JOLIET, Ill. - A Joliet teenager received the gift of life, one year after being diagnosed with a rare genetic condition that left her with end-stage kidney disease.
Fifteen-year-old Elizabeth Reyes learned last Wednesday that doctors found an organ donor match.
"Until the organ is literally in the surgeon's hand, there's no definite yes because it could arrive and there could have been something wrong," said Elizabeth's mom, Stacey.
The transplant was a success and Elizabeth is expected to be released from the hospital this weekend.
In August, Elizabeth was experiencing extreme lethargy. She developed a limp and her eyes were literally bulging out of her head, according to her mom.
At first, doctors thought it was a lack of exercise due to at-home learning and the pandemic. But a blood test showed something much different. Elizabeth was rush to Lurie Children's Hospital in Chicago. She was diagnosed with nephronophthisis, a condition that causes fibrosis of the kidneys.
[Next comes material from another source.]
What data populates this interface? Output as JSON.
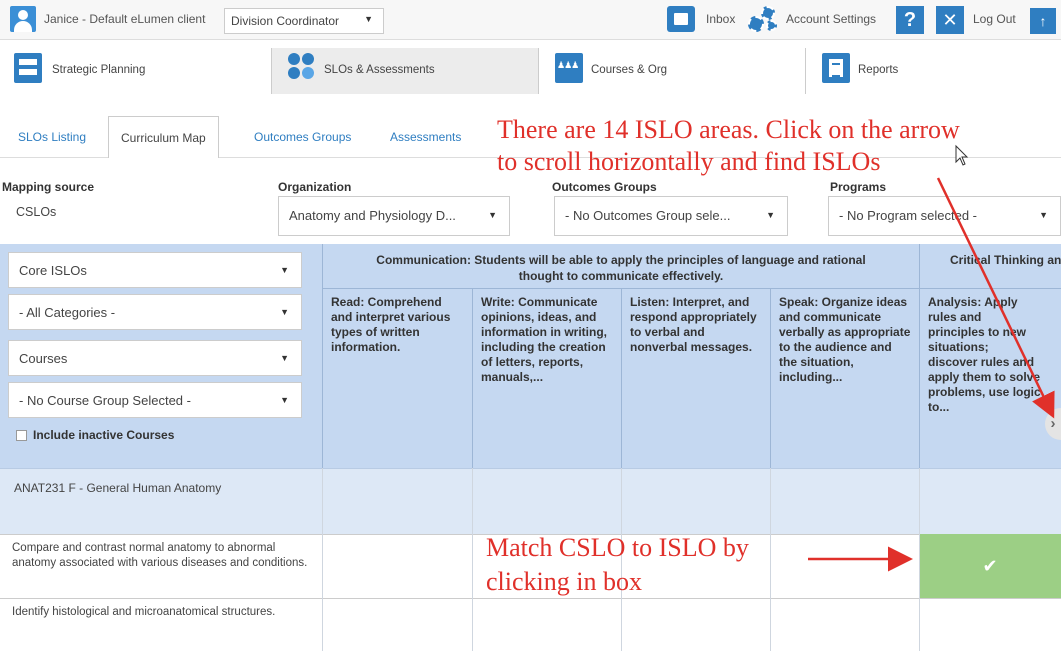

Her rare Type O blood made finding a kidney donor even more difficult.
Last week, the family received word a deceased donor kidney was a match.
"I hope they know just how much they've changed Elizabeth's life and our lives too, and I can't imagine how many other families they've also changed," said Stacey.
She says they hope to meet the donor's family one day to tell them in-person how thankful they are.
"A family is suffering the loss of their 19-year-old son or grandson or nephew and we're celebrating because our daughter is basically starting her new life right now thanks to him," said Stacey.
Elizabeth is hoping to be released from the hospital this weekend. She'll have to take anti-rejection medication for the rest of her life. She's looking forward to taking a vacation wiht her family, after enduring three hours of dialysis, three times a week for nearly a year.